There were several themes that stuck out at NIPS this year, though they aren't represented in the above list. Probably the biggest one is recommender systems. Just search the titles for "matrix" and you'll come up with a handful of such systems. I have to believe that this is spurred, at least in part, by the NetFlix challenge. Another theme was deep belief networks, which even had a rogue workshop dedicated to them. I have a feeling we'll be seeing more and more of these things. A final theme was randomized algorithms, particularly as applied to large scale learning. I think this is a great direction, especially at NIPS, where, historically, things have been less focused on the large scale.
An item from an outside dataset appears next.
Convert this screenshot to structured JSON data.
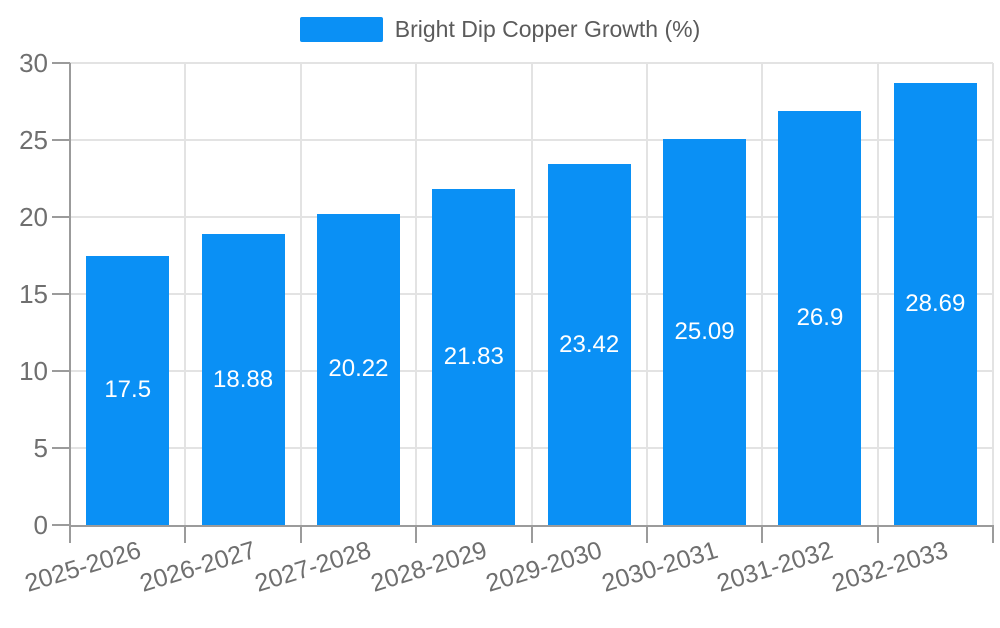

My only serious quibble with the program this year is that I saw a handful of papers (and at least one that got an oral and one a spotlight) that really fell down in terms of evaluation. That is, these papers all proposed a new method for solving task X and then proceeded to solve it. The experiments, however, contained only comparisons to algorithms that did not have access to all the information that X had. I'll give an example of something that would fall in this category but I have not seen appear anywhere: I build a structured prediction algorithm and compare only against algorithms that make independent classification decisions. I'm not a huge quibbler over comparing against the absolute state of the art, but it really really irks me when there are no comparisons to algorithms that use the same information, especially when standard (read: they are in any reasonable machine learning textbook) algorithms exist.